Ranthambore Safari: In Search of Tigers (and What it is Really Like)
Ranthambore is best known as the home of India’s Bengal tigers, which was the only reason this destination was on our map. The entire area caters to tiger safaris, with accommodations ranging from basic lodges to ultra-luxury resorts. We checked into the stunning Taj Sawai, where we had a private villa complete with an outdoor bathtub and plunge pool. The property alone made the destination feel special and restorative—regardless of what happened on safari.

Our goal, of course, was to see tigers.
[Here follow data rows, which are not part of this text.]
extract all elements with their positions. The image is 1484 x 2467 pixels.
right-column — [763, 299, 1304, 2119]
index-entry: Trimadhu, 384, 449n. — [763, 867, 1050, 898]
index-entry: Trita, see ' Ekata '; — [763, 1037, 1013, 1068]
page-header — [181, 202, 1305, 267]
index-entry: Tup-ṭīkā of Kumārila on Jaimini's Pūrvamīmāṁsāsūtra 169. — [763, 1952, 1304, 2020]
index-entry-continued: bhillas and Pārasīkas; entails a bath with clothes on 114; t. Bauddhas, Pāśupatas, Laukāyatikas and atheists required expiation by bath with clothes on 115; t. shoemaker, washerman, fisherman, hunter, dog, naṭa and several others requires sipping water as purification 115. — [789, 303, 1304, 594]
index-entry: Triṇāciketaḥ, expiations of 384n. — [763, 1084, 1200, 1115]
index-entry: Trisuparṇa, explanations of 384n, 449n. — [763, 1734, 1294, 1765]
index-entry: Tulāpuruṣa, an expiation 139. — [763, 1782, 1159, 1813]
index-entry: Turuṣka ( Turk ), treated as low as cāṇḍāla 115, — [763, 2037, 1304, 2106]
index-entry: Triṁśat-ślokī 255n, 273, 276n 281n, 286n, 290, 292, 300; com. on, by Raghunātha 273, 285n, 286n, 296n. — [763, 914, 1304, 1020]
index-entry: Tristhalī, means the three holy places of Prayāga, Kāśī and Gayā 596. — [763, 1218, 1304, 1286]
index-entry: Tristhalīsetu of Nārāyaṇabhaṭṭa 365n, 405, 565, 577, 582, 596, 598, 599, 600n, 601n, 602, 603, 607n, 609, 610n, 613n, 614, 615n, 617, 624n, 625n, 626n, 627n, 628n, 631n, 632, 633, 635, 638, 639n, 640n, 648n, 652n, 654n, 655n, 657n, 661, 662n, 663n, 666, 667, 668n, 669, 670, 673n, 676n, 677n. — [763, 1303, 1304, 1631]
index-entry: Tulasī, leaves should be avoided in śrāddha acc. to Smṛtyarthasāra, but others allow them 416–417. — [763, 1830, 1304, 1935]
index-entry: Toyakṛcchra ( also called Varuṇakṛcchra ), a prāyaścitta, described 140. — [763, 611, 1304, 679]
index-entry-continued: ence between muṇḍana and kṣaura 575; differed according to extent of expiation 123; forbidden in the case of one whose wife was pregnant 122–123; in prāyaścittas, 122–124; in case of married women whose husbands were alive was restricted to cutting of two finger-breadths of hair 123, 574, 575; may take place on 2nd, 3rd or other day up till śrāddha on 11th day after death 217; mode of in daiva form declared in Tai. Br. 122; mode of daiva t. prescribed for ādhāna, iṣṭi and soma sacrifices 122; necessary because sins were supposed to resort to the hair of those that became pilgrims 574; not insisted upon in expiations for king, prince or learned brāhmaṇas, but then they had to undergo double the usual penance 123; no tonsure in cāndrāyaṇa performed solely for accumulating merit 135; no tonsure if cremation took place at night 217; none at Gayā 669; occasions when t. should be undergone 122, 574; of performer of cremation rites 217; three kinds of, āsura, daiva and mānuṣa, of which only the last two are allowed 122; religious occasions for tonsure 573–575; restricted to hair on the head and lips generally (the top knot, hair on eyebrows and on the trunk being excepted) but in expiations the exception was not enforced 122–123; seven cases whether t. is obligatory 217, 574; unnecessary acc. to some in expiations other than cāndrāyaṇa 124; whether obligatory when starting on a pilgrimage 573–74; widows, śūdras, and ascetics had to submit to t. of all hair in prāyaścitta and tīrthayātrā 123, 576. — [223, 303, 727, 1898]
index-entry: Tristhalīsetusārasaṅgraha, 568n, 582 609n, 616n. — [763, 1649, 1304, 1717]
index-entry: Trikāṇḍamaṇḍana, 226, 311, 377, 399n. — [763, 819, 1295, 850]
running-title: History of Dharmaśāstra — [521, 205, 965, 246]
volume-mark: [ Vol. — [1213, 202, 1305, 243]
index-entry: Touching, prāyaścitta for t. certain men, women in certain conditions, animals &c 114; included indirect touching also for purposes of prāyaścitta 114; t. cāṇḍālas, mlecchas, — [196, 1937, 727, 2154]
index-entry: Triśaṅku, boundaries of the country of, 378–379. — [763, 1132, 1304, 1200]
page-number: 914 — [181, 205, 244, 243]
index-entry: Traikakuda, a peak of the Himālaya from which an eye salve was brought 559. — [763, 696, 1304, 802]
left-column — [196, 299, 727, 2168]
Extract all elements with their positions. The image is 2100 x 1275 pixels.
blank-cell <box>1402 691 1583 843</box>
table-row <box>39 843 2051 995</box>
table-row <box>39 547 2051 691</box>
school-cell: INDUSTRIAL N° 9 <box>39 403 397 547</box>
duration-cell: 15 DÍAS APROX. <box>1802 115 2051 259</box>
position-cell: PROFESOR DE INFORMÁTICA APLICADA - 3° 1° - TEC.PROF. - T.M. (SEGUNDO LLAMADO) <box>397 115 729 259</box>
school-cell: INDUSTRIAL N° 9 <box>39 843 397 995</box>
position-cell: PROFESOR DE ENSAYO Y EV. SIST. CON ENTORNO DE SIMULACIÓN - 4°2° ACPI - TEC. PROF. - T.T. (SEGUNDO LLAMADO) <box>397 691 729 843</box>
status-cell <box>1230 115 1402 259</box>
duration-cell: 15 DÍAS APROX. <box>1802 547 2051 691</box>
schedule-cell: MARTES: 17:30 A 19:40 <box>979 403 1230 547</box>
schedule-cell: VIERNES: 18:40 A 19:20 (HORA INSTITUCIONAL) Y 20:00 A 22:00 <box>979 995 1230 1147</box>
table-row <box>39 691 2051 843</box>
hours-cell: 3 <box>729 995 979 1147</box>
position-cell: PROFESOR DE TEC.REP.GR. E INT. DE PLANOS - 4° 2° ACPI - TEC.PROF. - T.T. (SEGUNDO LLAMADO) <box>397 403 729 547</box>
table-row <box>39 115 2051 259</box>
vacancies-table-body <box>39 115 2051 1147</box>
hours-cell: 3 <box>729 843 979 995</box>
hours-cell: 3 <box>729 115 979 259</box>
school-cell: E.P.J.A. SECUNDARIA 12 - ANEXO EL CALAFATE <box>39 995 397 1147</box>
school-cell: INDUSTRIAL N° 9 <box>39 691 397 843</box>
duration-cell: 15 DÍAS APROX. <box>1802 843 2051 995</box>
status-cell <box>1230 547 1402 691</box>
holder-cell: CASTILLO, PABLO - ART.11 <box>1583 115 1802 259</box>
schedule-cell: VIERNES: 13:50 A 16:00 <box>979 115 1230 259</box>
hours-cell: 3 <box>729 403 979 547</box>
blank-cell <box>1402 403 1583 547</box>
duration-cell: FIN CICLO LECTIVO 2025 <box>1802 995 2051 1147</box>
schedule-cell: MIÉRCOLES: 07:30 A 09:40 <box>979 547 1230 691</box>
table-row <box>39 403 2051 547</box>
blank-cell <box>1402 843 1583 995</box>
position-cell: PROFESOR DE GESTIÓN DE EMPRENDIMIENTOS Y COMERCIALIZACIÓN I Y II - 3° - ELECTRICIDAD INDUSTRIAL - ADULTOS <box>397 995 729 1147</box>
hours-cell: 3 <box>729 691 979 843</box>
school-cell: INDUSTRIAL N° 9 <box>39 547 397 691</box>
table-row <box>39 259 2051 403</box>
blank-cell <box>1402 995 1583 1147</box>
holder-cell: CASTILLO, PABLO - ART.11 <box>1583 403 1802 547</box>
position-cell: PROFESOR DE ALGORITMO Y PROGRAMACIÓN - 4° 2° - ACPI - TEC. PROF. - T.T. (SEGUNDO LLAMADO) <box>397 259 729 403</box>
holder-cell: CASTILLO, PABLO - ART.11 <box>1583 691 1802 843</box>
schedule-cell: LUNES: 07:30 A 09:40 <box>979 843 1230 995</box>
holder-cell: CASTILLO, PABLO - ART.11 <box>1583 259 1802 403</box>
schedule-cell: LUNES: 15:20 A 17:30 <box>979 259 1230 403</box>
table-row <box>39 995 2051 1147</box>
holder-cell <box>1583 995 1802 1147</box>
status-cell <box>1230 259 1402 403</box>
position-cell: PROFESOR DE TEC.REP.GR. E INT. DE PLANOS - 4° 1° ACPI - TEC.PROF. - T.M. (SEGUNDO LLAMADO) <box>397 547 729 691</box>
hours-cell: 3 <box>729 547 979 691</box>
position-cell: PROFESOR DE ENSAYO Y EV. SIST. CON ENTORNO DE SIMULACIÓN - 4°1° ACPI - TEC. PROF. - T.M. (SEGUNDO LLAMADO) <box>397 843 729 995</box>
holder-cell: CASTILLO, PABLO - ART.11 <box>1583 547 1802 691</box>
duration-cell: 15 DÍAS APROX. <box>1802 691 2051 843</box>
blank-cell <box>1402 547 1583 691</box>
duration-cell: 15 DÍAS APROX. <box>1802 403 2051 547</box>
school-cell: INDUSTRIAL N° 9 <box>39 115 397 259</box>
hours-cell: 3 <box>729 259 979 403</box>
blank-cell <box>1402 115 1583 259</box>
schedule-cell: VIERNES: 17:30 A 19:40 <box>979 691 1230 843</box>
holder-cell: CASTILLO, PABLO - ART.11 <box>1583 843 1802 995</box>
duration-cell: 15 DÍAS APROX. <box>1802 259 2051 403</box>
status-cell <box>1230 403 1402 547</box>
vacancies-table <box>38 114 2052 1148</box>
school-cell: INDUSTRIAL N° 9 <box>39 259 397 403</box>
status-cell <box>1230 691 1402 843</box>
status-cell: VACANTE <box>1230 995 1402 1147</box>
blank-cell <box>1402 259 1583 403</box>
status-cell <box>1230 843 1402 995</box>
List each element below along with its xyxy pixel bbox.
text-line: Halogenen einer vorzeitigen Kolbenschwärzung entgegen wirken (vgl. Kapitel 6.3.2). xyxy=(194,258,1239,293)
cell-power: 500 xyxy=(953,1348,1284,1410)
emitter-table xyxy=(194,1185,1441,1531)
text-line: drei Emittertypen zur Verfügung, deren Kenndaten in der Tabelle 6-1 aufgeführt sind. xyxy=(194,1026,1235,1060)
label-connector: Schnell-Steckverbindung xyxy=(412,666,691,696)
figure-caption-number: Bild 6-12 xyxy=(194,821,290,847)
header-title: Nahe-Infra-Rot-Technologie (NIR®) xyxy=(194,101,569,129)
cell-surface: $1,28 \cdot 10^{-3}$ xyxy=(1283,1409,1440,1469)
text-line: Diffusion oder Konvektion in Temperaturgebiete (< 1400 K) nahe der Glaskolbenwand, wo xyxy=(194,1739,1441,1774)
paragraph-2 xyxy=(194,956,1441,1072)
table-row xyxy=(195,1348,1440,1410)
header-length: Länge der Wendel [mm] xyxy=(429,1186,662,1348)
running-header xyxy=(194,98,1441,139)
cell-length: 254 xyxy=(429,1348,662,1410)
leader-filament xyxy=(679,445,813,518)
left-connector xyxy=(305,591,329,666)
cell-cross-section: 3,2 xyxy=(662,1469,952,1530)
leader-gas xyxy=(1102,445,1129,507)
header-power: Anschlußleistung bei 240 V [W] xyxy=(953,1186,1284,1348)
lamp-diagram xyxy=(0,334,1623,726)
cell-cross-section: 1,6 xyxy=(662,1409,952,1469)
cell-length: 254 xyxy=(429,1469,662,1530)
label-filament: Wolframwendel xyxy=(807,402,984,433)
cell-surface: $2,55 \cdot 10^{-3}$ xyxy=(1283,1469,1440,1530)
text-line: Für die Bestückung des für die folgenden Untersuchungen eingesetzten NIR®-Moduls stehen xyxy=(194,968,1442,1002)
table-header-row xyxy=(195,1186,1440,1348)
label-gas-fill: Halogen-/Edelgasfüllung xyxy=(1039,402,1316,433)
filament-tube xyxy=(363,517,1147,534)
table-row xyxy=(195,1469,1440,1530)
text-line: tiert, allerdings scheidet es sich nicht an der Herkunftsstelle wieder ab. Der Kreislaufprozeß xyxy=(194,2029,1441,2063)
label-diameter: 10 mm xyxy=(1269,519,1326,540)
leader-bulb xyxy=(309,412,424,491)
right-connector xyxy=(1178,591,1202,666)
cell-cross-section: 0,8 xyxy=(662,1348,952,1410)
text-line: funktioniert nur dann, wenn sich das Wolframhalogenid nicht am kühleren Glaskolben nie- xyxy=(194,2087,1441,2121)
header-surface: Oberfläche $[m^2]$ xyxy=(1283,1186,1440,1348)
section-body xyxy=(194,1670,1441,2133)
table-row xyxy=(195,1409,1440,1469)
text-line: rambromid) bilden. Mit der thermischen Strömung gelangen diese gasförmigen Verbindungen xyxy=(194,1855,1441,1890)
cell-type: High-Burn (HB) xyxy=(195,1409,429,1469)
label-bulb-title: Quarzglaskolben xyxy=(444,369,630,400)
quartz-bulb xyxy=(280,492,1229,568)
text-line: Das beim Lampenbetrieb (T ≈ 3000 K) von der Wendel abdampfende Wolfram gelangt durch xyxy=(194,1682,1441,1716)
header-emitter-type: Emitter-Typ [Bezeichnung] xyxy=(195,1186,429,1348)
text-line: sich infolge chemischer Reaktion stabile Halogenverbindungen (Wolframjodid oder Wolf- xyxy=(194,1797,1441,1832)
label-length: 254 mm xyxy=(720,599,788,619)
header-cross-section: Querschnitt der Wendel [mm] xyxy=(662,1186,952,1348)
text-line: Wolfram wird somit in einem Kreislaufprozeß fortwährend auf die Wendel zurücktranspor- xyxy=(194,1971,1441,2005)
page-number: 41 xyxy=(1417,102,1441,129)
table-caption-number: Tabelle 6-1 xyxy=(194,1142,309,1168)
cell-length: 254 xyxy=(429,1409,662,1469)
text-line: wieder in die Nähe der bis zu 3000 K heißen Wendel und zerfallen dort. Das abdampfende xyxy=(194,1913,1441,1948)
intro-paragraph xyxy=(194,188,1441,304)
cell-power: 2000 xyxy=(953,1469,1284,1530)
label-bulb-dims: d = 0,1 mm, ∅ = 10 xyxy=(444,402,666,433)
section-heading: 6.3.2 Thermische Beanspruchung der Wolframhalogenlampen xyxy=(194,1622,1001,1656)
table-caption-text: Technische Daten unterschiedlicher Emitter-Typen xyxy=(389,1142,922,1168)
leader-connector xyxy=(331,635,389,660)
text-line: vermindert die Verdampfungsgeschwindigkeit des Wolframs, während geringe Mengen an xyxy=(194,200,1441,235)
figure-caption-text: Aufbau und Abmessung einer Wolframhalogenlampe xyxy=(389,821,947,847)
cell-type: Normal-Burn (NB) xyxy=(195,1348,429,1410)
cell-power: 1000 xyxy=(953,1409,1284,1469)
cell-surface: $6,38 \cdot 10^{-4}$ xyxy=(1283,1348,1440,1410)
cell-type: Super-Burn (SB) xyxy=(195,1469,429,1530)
Unfortunately, that didn’t happen.
We were told in advance that booking three to four safaris significantly increases your chances, but once onsite we learned the reality: January sightings hover around a 20% success rate. We were unlucky—and, as it turns out, far from alone.
Safari Logistics: What You Need to Know
When booking a Ranthambore safari, you’ll need to choose between two types of vehicles:
• Gypsy: A 6-seater open jeep, considered the gold standard for wildlife viewing. These sell out quickly and require advance booking, often months ahead.
• Canter: A larger, shared vehicle (around 20 seats). These are easier to book last-minute but offer a less intimate experience.
If you’re local or well-connected, it may be possible to secure a gypsy at the last minute—but even the Taj hotel was completely sold out of gypsy slots months in advance, so that’s the exception, not the rule.
We managed to book three gypsy safaris. Two were excellent. The third was a complete miss—the company showed up late, didn’t honor my Indian national pricing (there are different rates for Indian nationals/OCI holders vs. foreign tourists), and the guide was disengaged and unhelpful.
How the Safaris Work
Safaris run twice daily:
• Morning: 7:00–11:00 AM
• Afternoon: 2:00–6:00 PM
The gates open a few minutes early, and ideally your vehicle is already lined up and ready to go the moment they open. Once inside, your car is assigned to one of ten zones:
• 5 core zones
• 5 buffer zones
When booking, you can only select a range of zones, not a specific one. If your primary goal is tiger sightings, I highly recommend booking core zones. At the time of our visit, Zones 3 and 4 were considered the best due to reliable water sources that tigers frequent.
We were lucky enough to get one safari in Zone 3, with our others in Zones 2 and 6. While Zone 2 turned out to be excellent for general wildlife, Zone 3 was where we came closest to a tiger.
One practical note: it gets cold, especially during early mornings and late afternoons. Bring blankets from your hotel (the Taj provides them), along with a hat and gloves. You will use them.

What We Saw (and Didn’t)
Despite missing the tiger, the safaris themselves were still memorable.
In Zone 2, we spotted a sloth bear, a jungle cat, spotted owlets, and a brilliant blue kingfisher amongst other things.

Across all our drives, we saw chital (spotted deer), sambar deer, and no shortage of peacocks and peahens.

Our Zone 6 safari was the weakest—not because of the landscape, but due to poor execution by the operator.
The final safari, in Zone 3, was the most beautiful—and the most heartbreaking. It was our last chance. Midway through the drive, we were hot on the trail of a female tigress. We heard the alarm calls, arrived at the exact spot where she had been sitting—but were minutes too late. She emerged briefly (confirmed later by photos from a friend), then disappeared into tall grass.

I knew she was there. I just didn’t actually see her. That’s the reality of safari.
Final Take on Ranthambore
Missing the tiger was genuinely disappointing, especially after traveling so far. But Ranthambore is undeniably beautiful—especially if you stay at a great property and book with a strong safari operator. That said, this is not a destination to rush or over-romanticize.
You either need to spend more time, book more safaris, or reset expectations.
We met a local on one of our drives who visits regularly, and he put it best: even during peak season, when people claim sightings are guaranteed, they’re not. My only regret is not spending another night iN Ranthambore.